Mechanisms for strategic corruption include:
- Corrupt subversion of the political system through political financing or rewards to politicians
- Co-opting influential individuals through provision of jobs or other benefits
- Covertly supporting the promotion within key institutions of individuals who are known to be corrupt.
Scholars and practitioners debate the question of intent. For example, when large quantities of cash are laundered into the economy of another country, it may be unclear whether that activity is in part or in whole intended to corrupt the destination country and its institutions. In such a case, if the money laundering is intended to corrupt the wider context, the activity would fall within the definition of strategic corruption; if corruption within the destination country is a by-product of the money laundering, it is contested as to whether this should be regarded as strategic corruption.

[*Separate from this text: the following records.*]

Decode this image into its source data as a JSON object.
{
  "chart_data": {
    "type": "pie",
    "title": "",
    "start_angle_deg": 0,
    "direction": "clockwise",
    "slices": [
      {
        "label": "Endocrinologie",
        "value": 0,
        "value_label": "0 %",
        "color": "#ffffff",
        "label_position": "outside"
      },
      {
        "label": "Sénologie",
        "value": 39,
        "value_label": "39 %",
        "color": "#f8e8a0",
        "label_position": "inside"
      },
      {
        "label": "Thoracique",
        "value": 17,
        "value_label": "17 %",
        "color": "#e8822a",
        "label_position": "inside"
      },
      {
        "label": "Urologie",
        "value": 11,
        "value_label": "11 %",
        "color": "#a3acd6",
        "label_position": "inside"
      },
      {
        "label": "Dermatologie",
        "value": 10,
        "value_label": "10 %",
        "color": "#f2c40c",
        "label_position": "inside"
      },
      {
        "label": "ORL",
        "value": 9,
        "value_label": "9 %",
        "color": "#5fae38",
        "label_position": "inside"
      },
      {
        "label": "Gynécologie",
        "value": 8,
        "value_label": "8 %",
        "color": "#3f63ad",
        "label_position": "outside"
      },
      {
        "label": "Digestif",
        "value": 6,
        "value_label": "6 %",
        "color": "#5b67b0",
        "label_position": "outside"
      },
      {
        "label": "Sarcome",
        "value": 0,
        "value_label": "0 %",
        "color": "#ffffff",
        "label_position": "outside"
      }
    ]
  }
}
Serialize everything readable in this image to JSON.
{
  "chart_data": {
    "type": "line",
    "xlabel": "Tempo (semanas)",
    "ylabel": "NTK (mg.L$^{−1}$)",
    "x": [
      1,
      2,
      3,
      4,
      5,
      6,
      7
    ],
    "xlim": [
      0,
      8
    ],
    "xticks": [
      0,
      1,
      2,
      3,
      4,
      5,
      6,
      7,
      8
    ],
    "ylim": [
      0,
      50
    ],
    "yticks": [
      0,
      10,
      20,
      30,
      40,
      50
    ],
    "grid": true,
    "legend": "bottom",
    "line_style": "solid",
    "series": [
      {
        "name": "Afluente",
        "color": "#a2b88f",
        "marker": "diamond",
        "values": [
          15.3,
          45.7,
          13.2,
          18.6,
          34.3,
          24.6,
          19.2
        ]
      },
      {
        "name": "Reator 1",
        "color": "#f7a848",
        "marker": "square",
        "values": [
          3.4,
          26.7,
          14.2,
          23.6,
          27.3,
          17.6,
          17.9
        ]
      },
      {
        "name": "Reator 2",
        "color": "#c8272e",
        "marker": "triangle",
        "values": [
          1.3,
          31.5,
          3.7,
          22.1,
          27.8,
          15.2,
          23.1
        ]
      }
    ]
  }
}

Where does that leave the UK? Of course, we do not have sufficient information on intent to be able to make a judgement about the large flows of money from Russia. But it is possible – indeed likely – that several things have been going on at once:
- Money being parked in the UK as a safe haven
- Money being infiltrated into the UK in order to gain influence or subvert key institutions
- Money originally brought to the UK as a safe haven being re-purposed to curry favour with the Putin regime
- Money originally brought to the UK as a safe haven being used in ways that promote or engender corruption as a by-product.
In a sense, it may not matter what the intent of Russia has been. The importance of the Russian case is that it highlights what could – very easily – be done by a hostile government through legitimate means. China, Iran, and other governments known to have used strategic corruption elsewhere would not have to do much work to find out how to deploy strategic corruption in the UK. It is exactly this kind of threat that has been worrying the authorities in the US – hence the FBI’s creation of a Foreign Influence Taskforce, among other initiatives.
What is the UK equivalent of such US initiatives? None, as far as we know. Might it fall within the remit of the Prime Minister’s Anti-Corruption Champion? Possibly, but that role has been empty now for fourteen months and counting. The truth is that this is one of the many areas related to corruption that is so low on the priority list of the UK government that there has been no coordinated or coherent response.
Further reading
Huss, O. and Pozsgai-Alvarez, J. 2022. “Strategic Corruption as a Threat to Security and the New Agenda for Anti-Corruption”. The Corruption in Fragile States Blog. https://www.corruptionjusticeandlegitimacy.org/post/strategic-corruption-as-a-threat-to-security-and-the-new-agenda-for-anti-corruption.
Zelikow, P., Edeleman, E., Harrison, K. and Gventer, C.W. 2020. “The rise of strategic corruption”. Foreign Affairs 99: 107.